When organizations don't test their responsive websites, they don't know if they'll function right on all devices. The main feature of responsive design is that it can adapt to any screen size, but you have to test your website on multiple devices to know it's working right.
A recent Practical Ecommerce article talks about common mistakes businesses make concerning responsive design. According to the article, many small businesses skip testing because they don't have the resources:
"Testing is mandatory before making the responsive sites public. But responsive sites are often released with minimal or no testing. I’ve seen the primary flow for responsive checkout to be broken, for example — testing could have caught that. Most retailers have limited resources and hence once the responsive site is built, they want to take it live as soon as possible without thoroughly testing it."

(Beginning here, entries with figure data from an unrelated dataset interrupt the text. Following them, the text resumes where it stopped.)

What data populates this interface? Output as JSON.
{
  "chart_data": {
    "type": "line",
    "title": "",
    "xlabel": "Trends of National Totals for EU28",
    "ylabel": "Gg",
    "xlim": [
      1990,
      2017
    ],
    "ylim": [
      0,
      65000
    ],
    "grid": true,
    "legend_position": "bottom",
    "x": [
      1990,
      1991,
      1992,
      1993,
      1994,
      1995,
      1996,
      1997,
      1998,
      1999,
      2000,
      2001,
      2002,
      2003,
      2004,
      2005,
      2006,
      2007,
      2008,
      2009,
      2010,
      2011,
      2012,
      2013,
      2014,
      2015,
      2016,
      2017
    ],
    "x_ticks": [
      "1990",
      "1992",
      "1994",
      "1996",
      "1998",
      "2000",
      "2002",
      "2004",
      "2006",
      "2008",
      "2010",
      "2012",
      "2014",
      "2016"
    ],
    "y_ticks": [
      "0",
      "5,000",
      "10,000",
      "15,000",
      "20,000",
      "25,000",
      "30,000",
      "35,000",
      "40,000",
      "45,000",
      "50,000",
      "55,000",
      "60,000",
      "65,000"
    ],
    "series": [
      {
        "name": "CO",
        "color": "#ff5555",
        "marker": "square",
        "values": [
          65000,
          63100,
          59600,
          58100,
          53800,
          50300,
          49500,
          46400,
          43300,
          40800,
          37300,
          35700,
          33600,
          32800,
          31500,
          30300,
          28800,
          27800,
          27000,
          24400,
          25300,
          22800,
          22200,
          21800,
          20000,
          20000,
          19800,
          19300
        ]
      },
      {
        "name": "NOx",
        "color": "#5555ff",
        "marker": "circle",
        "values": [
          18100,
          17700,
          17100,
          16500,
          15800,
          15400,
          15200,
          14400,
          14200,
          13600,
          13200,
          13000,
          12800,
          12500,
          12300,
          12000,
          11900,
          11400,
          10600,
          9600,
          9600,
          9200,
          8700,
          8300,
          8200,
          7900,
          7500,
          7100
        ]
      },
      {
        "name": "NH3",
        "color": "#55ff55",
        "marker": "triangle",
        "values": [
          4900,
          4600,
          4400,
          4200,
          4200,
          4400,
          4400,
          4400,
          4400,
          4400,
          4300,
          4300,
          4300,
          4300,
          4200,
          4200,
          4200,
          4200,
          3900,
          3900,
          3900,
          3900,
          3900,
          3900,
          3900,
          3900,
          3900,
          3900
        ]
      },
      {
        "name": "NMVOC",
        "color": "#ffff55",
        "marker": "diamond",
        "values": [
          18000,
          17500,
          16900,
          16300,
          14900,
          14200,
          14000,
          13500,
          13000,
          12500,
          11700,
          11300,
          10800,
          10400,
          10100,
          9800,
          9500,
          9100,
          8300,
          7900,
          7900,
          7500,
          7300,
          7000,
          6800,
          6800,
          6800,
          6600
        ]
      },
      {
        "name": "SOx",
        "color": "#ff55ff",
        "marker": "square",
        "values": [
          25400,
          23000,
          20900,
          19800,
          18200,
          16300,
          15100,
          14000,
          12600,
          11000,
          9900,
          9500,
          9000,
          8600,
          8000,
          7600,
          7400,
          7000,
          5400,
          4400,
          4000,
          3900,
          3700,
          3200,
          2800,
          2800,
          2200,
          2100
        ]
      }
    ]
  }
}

It's not hard to see what's going on here. Small businesses only have relatively small budgets for digital marketing, and web design is just one component of their marketing strategy. Since they've already invested in responsive design, they don't want to spend any more time or money on their website.
But here's the thing: testing a responsive website is the easy part. All you have to do is access it from various devices and see how it functions. If it runs smoothly, then your job is over. And if it doesn't, then there are a few elements that you need to fix. At this point, it's better to go the extra mile to improve your user-experience rather than leaving your website the way it is.